Hartmannbund plädiert für freie Gebührenordnung

Mittwoch, 31. Juli 2013

Berlin – Der Hartmannbund ist gegen eine einheitliche gemeinsame Vergütungsordnung von gesetzlicher und privater Kran­ken­ver­siche­rung auf Basis des Einheitlichen Bewertungsmaßstabes (EBM). Nur eine freie Gebührenordnung sei Garant für Freiberuflichkeit und therapeutische Unabhängigkeit, sagte Hartmannbund-Vorsitzender Klaus Reinhardt.

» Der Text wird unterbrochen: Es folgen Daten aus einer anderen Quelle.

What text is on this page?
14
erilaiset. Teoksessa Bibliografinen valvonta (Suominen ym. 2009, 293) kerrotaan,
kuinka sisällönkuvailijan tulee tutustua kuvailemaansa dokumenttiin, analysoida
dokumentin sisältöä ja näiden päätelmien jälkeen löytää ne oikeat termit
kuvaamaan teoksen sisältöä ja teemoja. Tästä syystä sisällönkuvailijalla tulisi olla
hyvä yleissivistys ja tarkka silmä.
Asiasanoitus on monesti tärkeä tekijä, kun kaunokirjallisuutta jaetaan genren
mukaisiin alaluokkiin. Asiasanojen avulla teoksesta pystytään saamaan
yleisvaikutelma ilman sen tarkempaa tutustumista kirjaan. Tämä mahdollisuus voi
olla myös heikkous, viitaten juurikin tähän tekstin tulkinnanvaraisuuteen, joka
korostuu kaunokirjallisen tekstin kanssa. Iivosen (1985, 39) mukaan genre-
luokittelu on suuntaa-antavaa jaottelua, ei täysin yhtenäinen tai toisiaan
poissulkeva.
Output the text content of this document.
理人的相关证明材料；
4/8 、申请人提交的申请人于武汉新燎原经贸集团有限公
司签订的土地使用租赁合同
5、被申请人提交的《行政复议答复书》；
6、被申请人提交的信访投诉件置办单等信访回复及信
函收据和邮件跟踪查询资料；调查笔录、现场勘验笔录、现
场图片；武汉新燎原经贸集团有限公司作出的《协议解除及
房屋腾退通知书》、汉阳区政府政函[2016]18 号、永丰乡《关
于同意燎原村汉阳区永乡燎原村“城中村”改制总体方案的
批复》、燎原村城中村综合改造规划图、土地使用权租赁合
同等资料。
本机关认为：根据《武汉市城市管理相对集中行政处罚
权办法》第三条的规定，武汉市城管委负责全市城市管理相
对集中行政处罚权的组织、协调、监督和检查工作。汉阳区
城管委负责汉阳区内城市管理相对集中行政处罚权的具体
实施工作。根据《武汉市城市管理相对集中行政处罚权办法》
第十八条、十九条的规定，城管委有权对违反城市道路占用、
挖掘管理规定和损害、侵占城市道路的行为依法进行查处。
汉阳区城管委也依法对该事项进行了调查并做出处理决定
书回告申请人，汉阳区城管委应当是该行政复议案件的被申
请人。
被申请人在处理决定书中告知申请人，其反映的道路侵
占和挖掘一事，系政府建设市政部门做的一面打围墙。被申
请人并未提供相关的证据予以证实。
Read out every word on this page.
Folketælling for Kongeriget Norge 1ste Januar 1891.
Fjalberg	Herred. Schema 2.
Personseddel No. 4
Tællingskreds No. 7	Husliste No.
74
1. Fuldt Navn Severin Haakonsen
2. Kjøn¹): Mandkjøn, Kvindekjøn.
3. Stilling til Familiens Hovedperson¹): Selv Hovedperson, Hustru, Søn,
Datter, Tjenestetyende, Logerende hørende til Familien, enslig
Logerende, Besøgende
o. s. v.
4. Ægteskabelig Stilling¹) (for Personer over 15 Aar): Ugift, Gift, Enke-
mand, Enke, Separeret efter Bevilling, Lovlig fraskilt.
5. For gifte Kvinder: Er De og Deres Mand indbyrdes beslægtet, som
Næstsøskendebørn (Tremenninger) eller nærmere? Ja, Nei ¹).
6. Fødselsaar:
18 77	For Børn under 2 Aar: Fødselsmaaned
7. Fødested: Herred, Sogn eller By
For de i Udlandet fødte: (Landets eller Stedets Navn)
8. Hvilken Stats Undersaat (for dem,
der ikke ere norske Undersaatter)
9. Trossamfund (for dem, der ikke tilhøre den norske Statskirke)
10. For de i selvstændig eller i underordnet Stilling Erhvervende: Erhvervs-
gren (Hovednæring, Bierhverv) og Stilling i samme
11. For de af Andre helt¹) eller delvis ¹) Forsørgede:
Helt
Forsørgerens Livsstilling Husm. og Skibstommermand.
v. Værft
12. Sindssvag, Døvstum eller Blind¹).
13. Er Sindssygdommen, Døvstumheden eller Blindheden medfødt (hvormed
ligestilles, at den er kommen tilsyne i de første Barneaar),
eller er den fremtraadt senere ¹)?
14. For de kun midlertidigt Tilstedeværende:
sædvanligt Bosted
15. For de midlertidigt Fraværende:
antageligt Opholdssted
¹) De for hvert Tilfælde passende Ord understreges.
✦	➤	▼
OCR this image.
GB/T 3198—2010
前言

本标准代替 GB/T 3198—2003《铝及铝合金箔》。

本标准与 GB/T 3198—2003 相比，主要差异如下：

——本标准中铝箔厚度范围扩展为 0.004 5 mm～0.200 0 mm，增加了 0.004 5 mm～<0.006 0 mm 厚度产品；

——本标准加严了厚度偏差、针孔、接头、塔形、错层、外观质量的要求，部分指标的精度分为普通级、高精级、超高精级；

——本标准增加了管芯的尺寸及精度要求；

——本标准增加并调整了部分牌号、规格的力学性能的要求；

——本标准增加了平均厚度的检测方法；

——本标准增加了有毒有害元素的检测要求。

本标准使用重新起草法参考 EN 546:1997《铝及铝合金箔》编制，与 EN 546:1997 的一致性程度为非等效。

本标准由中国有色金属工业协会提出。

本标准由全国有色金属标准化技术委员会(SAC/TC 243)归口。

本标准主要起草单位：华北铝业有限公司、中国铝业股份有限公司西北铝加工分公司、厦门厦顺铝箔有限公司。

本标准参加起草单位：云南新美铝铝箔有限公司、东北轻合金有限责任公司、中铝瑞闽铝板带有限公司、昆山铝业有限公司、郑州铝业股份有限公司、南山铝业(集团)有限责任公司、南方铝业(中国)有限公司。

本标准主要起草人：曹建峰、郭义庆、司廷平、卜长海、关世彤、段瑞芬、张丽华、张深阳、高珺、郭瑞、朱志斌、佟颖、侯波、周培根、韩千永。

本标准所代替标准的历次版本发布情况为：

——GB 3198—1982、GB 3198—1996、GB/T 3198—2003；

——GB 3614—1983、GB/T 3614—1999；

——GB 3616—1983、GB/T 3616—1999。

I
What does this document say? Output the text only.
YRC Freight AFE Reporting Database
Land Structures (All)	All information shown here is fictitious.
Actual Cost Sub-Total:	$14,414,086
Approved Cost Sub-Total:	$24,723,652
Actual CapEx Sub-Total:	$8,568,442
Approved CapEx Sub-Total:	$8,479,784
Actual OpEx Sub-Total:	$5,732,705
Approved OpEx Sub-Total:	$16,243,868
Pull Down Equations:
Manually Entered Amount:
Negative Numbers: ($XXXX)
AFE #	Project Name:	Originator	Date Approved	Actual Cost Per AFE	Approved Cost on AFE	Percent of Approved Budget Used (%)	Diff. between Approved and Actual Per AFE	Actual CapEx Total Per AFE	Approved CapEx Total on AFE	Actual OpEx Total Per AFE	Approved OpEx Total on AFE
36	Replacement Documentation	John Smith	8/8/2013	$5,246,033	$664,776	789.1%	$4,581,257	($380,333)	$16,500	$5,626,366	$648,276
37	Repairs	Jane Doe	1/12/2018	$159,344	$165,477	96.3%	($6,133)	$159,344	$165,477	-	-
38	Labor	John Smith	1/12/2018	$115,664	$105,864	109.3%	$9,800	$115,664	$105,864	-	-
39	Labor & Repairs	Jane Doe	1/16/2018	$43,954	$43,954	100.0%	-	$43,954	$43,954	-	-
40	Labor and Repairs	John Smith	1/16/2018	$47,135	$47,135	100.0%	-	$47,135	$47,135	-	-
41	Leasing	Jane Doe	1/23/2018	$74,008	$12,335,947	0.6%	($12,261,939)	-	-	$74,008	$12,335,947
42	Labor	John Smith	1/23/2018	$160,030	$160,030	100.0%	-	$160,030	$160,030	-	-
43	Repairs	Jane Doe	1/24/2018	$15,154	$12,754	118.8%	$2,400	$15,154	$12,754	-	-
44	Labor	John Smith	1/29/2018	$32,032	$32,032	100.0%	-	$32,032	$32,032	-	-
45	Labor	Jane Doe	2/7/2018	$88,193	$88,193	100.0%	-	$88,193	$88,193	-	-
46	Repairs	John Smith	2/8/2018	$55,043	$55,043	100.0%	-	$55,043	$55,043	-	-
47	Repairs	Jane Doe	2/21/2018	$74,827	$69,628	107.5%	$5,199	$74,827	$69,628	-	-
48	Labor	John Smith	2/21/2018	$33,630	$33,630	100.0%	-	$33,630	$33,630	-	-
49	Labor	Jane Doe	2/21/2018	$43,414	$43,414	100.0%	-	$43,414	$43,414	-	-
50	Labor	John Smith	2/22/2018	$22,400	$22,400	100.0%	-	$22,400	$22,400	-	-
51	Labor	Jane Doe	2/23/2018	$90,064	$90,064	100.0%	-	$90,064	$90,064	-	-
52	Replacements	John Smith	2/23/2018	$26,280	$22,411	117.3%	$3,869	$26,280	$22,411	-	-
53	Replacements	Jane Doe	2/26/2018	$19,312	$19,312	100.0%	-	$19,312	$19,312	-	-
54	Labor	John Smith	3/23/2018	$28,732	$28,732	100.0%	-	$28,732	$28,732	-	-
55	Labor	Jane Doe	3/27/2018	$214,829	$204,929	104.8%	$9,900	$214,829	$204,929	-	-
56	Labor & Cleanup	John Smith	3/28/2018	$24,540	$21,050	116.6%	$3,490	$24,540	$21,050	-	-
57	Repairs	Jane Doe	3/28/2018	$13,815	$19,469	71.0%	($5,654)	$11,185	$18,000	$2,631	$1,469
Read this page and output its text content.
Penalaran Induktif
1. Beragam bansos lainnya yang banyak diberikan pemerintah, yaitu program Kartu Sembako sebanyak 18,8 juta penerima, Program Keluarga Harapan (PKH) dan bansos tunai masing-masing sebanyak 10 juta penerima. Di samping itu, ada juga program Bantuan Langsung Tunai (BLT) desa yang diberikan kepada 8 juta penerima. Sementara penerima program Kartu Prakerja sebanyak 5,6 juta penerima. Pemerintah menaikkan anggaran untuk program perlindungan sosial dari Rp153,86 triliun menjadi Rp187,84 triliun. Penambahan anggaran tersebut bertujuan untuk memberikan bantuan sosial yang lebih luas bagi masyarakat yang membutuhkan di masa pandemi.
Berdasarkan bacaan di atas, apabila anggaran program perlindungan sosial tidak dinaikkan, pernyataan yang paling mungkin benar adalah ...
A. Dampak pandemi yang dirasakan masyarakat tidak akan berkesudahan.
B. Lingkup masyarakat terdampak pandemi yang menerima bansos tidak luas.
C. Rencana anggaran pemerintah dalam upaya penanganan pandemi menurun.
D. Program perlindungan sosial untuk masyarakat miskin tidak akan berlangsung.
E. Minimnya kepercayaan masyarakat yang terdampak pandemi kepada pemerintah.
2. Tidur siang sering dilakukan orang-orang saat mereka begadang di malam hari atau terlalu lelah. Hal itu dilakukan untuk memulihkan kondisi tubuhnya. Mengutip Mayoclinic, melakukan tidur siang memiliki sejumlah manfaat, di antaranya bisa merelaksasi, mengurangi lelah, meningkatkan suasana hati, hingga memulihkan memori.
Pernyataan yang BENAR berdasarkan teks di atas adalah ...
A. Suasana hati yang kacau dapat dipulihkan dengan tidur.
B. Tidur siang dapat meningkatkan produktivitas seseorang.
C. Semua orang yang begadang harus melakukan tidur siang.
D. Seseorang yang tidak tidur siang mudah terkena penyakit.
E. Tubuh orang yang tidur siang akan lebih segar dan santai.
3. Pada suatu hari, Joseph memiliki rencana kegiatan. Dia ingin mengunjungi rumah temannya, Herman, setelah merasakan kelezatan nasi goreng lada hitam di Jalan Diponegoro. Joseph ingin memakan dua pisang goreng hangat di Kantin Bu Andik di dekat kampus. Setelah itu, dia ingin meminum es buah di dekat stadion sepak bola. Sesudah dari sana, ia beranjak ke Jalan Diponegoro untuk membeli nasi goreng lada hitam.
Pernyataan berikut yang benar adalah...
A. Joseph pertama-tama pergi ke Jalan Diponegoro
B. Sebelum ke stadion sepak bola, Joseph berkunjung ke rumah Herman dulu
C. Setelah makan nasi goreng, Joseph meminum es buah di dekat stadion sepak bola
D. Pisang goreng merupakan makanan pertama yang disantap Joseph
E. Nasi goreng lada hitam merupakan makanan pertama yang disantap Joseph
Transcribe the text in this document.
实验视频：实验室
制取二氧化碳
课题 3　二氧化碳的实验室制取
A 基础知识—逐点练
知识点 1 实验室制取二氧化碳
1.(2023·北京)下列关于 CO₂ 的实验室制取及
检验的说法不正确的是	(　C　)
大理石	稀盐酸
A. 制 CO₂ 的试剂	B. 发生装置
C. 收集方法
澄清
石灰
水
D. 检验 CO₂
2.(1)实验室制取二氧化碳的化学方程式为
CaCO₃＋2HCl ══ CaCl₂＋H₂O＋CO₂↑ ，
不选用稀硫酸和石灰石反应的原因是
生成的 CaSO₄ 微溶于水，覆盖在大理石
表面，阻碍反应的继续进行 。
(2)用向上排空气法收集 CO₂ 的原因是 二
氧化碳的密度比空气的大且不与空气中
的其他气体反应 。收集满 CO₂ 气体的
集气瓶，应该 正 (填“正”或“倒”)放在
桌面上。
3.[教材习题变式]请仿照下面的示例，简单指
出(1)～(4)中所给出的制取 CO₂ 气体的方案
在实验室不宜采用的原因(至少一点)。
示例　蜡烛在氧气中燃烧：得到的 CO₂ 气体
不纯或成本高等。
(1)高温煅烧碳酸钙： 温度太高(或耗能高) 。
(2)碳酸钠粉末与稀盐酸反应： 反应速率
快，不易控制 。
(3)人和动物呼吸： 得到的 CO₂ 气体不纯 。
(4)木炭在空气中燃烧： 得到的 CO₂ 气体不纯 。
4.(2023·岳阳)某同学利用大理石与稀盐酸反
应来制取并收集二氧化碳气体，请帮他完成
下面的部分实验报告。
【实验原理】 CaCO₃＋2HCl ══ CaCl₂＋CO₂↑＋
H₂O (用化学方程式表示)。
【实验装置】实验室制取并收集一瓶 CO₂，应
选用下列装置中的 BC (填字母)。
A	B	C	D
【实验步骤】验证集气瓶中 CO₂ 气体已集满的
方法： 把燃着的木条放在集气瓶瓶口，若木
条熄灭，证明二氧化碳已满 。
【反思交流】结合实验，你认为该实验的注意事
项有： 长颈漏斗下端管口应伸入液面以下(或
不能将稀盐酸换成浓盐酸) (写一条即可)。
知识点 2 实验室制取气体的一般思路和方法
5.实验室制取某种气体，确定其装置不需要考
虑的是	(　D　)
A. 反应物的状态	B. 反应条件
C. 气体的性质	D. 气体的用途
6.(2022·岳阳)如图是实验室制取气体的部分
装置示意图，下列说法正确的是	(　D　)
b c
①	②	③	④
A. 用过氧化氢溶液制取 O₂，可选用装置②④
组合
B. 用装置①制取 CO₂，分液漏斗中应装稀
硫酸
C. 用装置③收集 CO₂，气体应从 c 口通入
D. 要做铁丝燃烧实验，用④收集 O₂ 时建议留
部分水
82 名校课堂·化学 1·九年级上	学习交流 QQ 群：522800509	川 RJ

„Eine freiheitliche Gebührenordnung für Ärzte, unabhängig von allen Sozialver­sicherungssystemen und frei von Budget- und Finanzierungszwängen, ist der Grundpfeiler unserer Freiberuflichkeit“, so Reinhardt. Sie sei der Garant für ein von Zwängen befreites direktes Arzt-Patienten-Verhältnis. Die besondere Schutzfunktion des Arztes für den Patienten sei nur durch die Möglichkeit gegeben, seinen Beruf in einer freien pluralistischen Gesellschaft auch jenseits einer existierenden Sozialgesetzgebung ausüben zu können.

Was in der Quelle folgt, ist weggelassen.